Wenn ein Risiko nicht mathematisch eingerechnet ist, wird es zur Überraschung, wenn es eintritt. Die folgenden drei Sicherungen verhindern, dass wir ein Risiko aus der Berechnung herauslassen.

Buffer Time

Jeder Kalender wird mit einer Reserve für die unsicheren Zonen jenseits des Umfangs berechnet. In einem typischen Projekt gehen 15-25% des Gesamtkalenders in den Buffer. Diese Reserve verwandelt das „Unerwartete" in das „mathematisch Erwartete".

Backup-Team-Plan

Hinter jeder kritischen Rolle steht ein Backup-Spezialist. Wenn ein Backend-Engineer krank wird, ist das kein Grund, dass der Kalender wackelt — sondern der Auslöser dafür, dass am selben Tag ein anderer Name einspringt. Ein Projekt, das von einer einzigen Person abhängt, ist für uns nicht fail-safe.
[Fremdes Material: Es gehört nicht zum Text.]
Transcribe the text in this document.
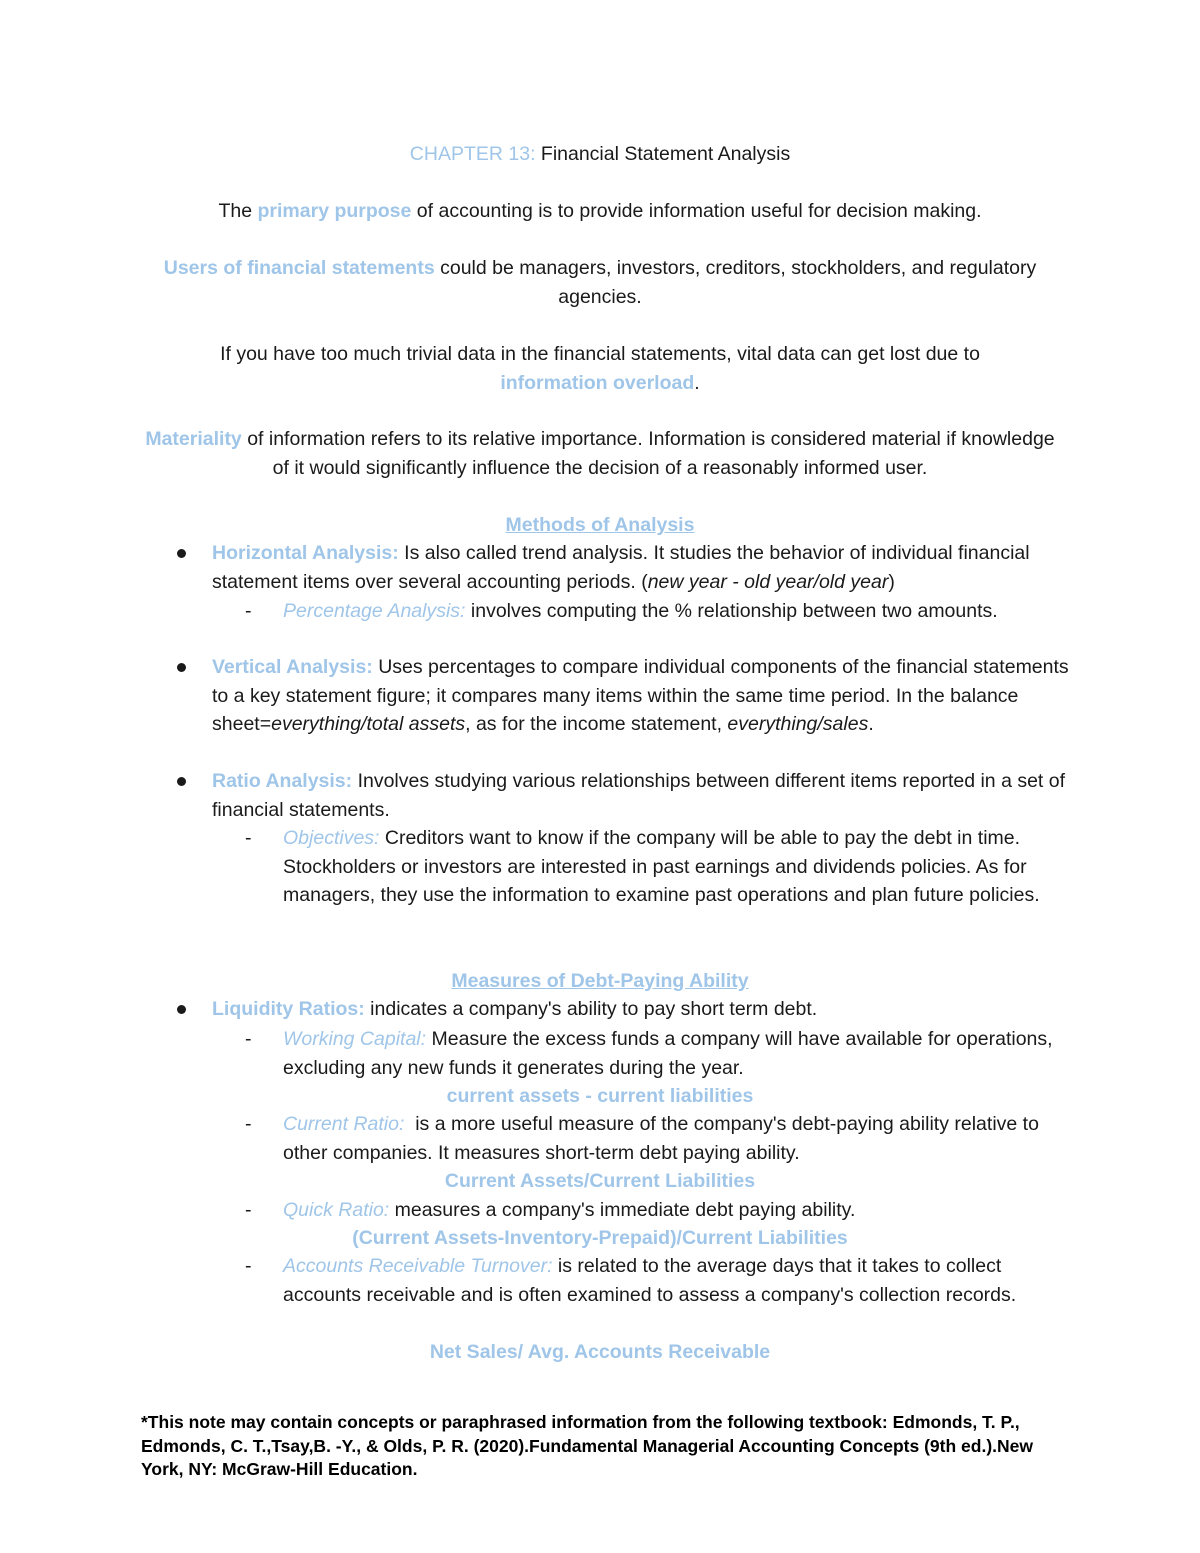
CHAPTER 13: Financial Statement Analysis

The primary purpose of accounting is to provide information useful for decision making.

Users of financial statements could be managers, investors, creditors, stockholders, and regulatory agencies.

If you have too much trivial data in the financial statements, vital data can get lost due to information overload.

Materiality of information refers to its relative importance. Information is considered material if knowledge of it would significantly influence the decision of a reasonably informed user.

Methods of Analysis

Horizontal Analysis: Is also called trend analysis. It studies the behavior of individual financial statement items over several accounting periods. (new year - old year/old year)
- Percentage Analysis: involves computing the % relationship between two amounts.
Vertical Analysis: Uses percentages to compare individual components of the financial statements to a key statement figure; it compares many items within the same time period. In the balance sheet=everything/total assets, as for the income statement, everything/sales.
Ratio Analysis: Involves studying various relationships between different items reported in a set of financial statements.
- Objectives: Creditors want to know if the company will be able to pay the debt in time. Stockholders or investors are interested in past earnings and dividends policies. As for managers, they use the information to examine past operations and plan future policies.

Measures of Debt-Paying Ability

Liquidity Ratios: indicates a company's ability to pay short term debt.
- Working Capital: Measure the excess funds a company will have available for operations, excluding any new funds it generates during the year.
current assets - current liabilities
- Current Ratio:  is a more useful measure of the company's debt-paying ability relative to other companies. It measures short-term debt paying ability.
Current Assets/Current Liabilities
- Quick Ratio: measures a company's immediate debt paying ability.
(Current Assets-Inventory-Prepaid)/Current Liabilities
- Accounts Receivable Turnover: is related to the average days that it takes to collect accounts receivable and is often examined to assess a company's collection records.
Net Sales/ Avg. Accounts Receivable
*This note may contain concepts or paraphrased information from the following textbook: Edmonds, T. P., Edmonds, C. T.,Tsay,B. -Y., & Olds, P. R. (2020).Fundamental Managerial Accounting Concepts (9th ed.).New York, NY: McGraw-Hill Education.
Risikoliste & Wahrscheinlichkeits-Multiplikator

Beim Projektstart listen wir jedes bekannte Risiko (API-Freigaben von Dritten, Store-Ablehnungen, regulatorische Änderungen, Team-Müdigkeit) und versehen jedes mit einem Wahrscheinlichkeits- und Auswirkungs-Multiplikator. Die Risikoliste ist nicht statisch; sie wird am Ende jedes Sprint-Retrospektivs neu vermessen. Eintretendes Risiko ist keine Überraschung — sondern Routine.

Die „Verzugsschadens"-Klausel in unserem Vertrag: Eine Regel, die automatisch greift

Wenn wir das versprochene Datum verfehlen — trotz Buffer Time, trotz Backup-Team, trotz Sprint-Kontroll-Toren — greift die Schadensersatzklausel im Vertrag automatisch. Die Klausel ist numerisch, nach einer vordefinierten Formel berechnet, und wächst mit den Tagen multiplikativ. Die Klausel funktioniert so: Eine Verzögerung in der ersten Woche entspricht 10% des Vertragswertes. Zweite Woche 20%. Dritte Woche 35%. Wenn die Verzögerung über die vierte Woche hinaus anhält, wird der gesamte Vertragswert zurückerstattet — plus der Teil des Schadens, den Ihre Agentur ihrem Kunden gegenüber erlitten hat und der auf uns fällt. Diese Klausel ist keine Einschüchterung; sie ist der externe Beweis unserer Kalender-Disziplin. Ein Technologie-Unternehmen, das eine so harte Klausel unterschreiben kann, ist gezwungen, mathematisch zu sein, wenn es ein Datum berechnet. Also liegt die Härte auf uns; die Bequemlichkeit auf Ihnen.
Die „Verzugsschadens"-Klausel in unserem Vertrag: Eine Regel, die automatisch greift

Ein Liefertermin ist kein Wort aus dem Herzen — sondern eine unterschriebene Zahl

Eine Verpflichtung, die durch Berechnung gebunden ist, nicht durch Glauben.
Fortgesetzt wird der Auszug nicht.